“Your principle is the best, I cannot dispute that; but whether you can act it out—reformers do not make money, you know.” He examined his saddle-girth and began to tighten it. “One can condemn—too cautiously—by a kind of—elevated cowardice (I have that fault); but one can also condemn too rashly; I remember when I did so. One of the occupants of those two graves you see yonder side by side—I think might have lived longer if I had not spoken so rashly for his rights. Did you ever hear of Bras-Coupe, Mr. Frowenfeld?”
“I have heard only the name.”
“Ah! Mr. Frowenfeld, there was a bold man’s chance to denounce wrong and oppression! Why, that negro’s death changed the whole channel of my convictions.”
The speaker had turned and thrown up his arm with frowning earnestness; he dropped it and smiled at himself.
“Do not mistake me for one of your new-fashioned Philadelphia ‘negrophiles’; I am a merchant, my-de’-seh, a good subject of His Catholic Majesty, a Creole of the Creoles, and so forth, and so forth. Come!”
He slapped the saddle.
To have seen and heard them a little later as they moved toward the city, the Creole walking before the horse, and Frowenfeld sitting in the saddle, you might have supposed them old acquaintances. Yet the immigrant was wondering who his companion might be. He had not introduced himself—seemed to think that even an immigrant might know his name without asking. Was it Honore Grandissime? Joseph was tempted to guess so; but the initials inscribed on the silver-mounted pommel of the fine old Spanish saddle did not bear out that conjecture.
The stranger talked freely. The sun’s rays seemed to set all the sweetness in him a-working, and his pleasant worldly wisdom foamed up and out like fermenting honey.
By and by the way led through a broad, grassy lane where the path turned alternately to right and left among some wild acacias. The Creole waved his hand toward one of them and said:
“Now, Mr. Frowenfeld, you see? one man walks where he sees another’s track; that is what makes a path; but you want a man, instead of passing around this prickly bush, to lay hold of it with his naked hands and pull it up by the roots.”

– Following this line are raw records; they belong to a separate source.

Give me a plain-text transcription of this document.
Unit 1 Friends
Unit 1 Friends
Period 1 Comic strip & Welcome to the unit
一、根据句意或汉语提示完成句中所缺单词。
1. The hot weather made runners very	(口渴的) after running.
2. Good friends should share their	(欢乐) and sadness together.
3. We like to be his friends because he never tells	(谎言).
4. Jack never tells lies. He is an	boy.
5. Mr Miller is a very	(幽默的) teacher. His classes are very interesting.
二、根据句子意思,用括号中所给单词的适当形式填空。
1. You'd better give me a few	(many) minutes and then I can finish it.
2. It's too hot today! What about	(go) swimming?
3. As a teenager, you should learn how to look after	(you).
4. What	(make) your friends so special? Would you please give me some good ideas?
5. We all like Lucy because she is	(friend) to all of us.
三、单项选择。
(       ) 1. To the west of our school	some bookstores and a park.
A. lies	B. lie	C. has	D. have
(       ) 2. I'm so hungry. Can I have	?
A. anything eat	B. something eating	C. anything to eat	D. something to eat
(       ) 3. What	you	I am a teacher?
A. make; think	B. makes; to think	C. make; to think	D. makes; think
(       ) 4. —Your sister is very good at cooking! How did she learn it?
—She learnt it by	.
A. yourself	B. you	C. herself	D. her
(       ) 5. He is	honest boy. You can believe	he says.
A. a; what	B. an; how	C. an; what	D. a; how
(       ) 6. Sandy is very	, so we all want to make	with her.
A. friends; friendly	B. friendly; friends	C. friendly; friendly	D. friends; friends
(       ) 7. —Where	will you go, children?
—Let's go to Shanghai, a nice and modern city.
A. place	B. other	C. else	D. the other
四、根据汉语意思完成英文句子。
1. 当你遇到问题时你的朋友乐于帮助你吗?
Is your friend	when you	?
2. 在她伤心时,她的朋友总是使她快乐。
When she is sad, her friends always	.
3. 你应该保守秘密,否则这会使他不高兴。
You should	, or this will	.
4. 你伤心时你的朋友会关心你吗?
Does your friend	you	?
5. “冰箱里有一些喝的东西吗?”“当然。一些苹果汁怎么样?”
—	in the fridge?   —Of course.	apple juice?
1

“But a man armed with the truth is far from being barehanded,” replied the convalescent, and they went on, more and more interested at every step,—one in this very raw imported material for an excellent man, the other in so striking an exponent of a unique land and people.
They came at length to the crossing of two streets, and the Creole, pausing in his speech, laid his hand upon the bridle.
Frowenfeld dismounted.
“Do we part here?” asked the Creole. “Well, Mr. Frowenfeld, I hope to meet you soon again.”
“Indeed, I thank you, sir,” said Joseph, “and I hope we shall, although—”
The Creole paused with a foot in the stirrup and interrupted him with a playful gesture; then as the horse stirred, he mounted and drew in the rein.